Demi menjamin orisinalitas penelitian, bahwa perlu diketahui terdapat beberapa penelitian yang memiliki topik serupa dengan penelitian kali ini, penelitian tersebut yakni :
-
1. Penelitian jurnal yang ditulis oleh Devy Iziana Pradini, Izzi Zya Hariyadi, Shohibul Khoir pada tahun 2020 dengan judul “Kepastian Hukum Kredit Online”. Pada penelitian tersebut diperoleh hasil bahwa memang sah secara hukum adanya perjanjian kredit yang diselenggarakan secara online, namun belum dapat memberikan kepastian hukum karena para pihak yang tidak saling bertemu. Prinsip 5C harus benar-benar diterapkan guna mencegah terjadinya itikad tidak baik.8
-
2. Penelitian jurnal yang ditulis oleh Nesia Weroza Puspa pada tahun 2018 dengan judul Änalisis Yuridis Perjanjian Kredit Secara Online Sebagai Bagian Dari Financial Technology (Fintech)”. Pada penelitian tersebut diperoleh hasil bahwa perjanjian kredit online yang terjadi sah adanya sesuai dengan Pasal 1320 KUHPerdata. Dalam perjanjian tersebut timbul hak dan kewajiban dari masing-masing pihak baik pelaku usaha maupun konsumen, selama kedua
belah pihak memenuhi hak dan kewajibannya maka perjanjian tersebut dianggap sah.9
Berdasarkan pemaparan diatas, penulis mengangkat topik serupa dengan mengkaji lebih lanjut dan menambahkan upaya penyelesaian yang terjadi jika dikemudian hari terjadi kredit macet. Sudah sepatutnya bahwa kemudahan bertransaksi yang disediakan sebagai akibat dari berkembang pesatnya teknologi tentu membawa dampak resiko yang tinggi bagi para pihak yang melakukannya. Untuk itu perjanjian kredit secara online berbasis fintech perlu didampingi dengan payung hukum yang jelas mengenai keabsahaan dan kekuatan hukum tentang perjanjian kredit online tersebut serta bagaimana penyelesaiannya apabila perjanjian kredit online tersebut terjadi kredit macet. Berdasarkan latar belakang di atas dilalakukan kajian secara normatif dengan judul “Keabsahan Perjanjian Kredit Secara Online Berbasis Financial Technology Ditinjau Dari Segi Hukum”.

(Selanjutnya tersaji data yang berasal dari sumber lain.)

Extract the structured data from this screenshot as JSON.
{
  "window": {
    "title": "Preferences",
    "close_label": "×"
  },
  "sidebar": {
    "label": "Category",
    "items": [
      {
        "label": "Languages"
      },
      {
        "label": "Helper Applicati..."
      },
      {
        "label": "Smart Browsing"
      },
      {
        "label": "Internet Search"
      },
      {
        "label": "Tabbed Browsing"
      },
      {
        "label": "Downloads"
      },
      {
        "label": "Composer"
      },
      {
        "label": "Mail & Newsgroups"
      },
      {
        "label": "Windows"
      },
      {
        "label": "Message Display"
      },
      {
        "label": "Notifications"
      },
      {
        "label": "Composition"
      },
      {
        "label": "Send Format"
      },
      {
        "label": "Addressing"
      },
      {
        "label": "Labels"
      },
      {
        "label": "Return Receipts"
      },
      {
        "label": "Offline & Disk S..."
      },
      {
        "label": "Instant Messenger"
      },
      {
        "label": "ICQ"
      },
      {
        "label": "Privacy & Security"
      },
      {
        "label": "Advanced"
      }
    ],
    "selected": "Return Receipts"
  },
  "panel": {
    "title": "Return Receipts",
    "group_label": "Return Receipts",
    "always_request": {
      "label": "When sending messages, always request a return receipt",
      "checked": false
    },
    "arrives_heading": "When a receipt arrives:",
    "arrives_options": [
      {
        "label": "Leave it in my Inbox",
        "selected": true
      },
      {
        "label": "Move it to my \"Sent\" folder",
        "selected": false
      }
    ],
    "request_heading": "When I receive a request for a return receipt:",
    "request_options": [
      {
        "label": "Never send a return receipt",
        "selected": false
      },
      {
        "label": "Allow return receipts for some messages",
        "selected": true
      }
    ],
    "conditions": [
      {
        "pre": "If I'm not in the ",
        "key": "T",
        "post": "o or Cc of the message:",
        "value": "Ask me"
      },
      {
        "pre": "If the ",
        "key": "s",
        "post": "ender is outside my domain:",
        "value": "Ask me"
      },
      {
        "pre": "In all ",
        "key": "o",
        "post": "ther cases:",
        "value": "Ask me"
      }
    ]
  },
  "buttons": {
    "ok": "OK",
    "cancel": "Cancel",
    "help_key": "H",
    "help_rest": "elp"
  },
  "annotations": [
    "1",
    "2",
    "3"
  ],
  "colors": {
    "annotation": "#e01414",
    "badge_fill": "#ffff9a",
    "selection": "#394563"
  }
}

Dari penjelasan tersebut, maka dapat ditarik permasalahan diantaranya yakni :
-
1. Bagaimana keabsahan dan kekuatan hukum perjanjian kredit yang dilakukan secara online?
-
2. Bagaimana penyelesaiannya apabila perjanjian kredit online tersebut terjadi kredit macet?
Untuk mengkaji serta menganalisis keabsahan dan kekuatan hukum dari perjanjian kredit yang dilakukan secara online mengingat kerapnya di zaman sekarang praktek perjanjian kredit secara online dan untuk memahami penyelesaian atau cara yang ditempuh apabila perjanjian kredit online tersebut terjadi kredit macet.
Dalam suatu penelitian terdapat suatu metode yang digunakan untuk meneliti, mengkaji dan menganalisis bahan yang nantinya dipergunakan untuk mengolah data-data yang sudah di dapat. Dalam penelitian mengenai keabsahan dan kekuatan hukum perjanjian kredit secara online berbasis financial technology ditinjau dari segi hukum ini, yang digunakan adalah metode yuridis normatif, dengan studi kepustakaan dari berbagai bahan dan data hukum baik primer, sekunder, dan tersier.
Bahan hukum primer yang dimaksud adalah peraturan perundang-undangan, yang mana menjadi bahan dasar dari penelitian keabsahan dan kekuatan hukum perjanjian kredit secara online ini. Kemudian bahan hukum sekunder, yang dimaksud dengan bahan hukum sekunder yakni jurnal, buku, skripsi, laporan penelitian lainnya yang berkaitan dengan perjanjian kredit secara online, dimana bahan hukum sekunder ini memberikan pemahan terhadap bahan hukum primer tadi. Serta bahan hukum
tersier yang berupa kamus hukum, ensiklopedia, KBBI yang mana memberikan pentunjuk terhadapa bahan hukum primer dan sekunder.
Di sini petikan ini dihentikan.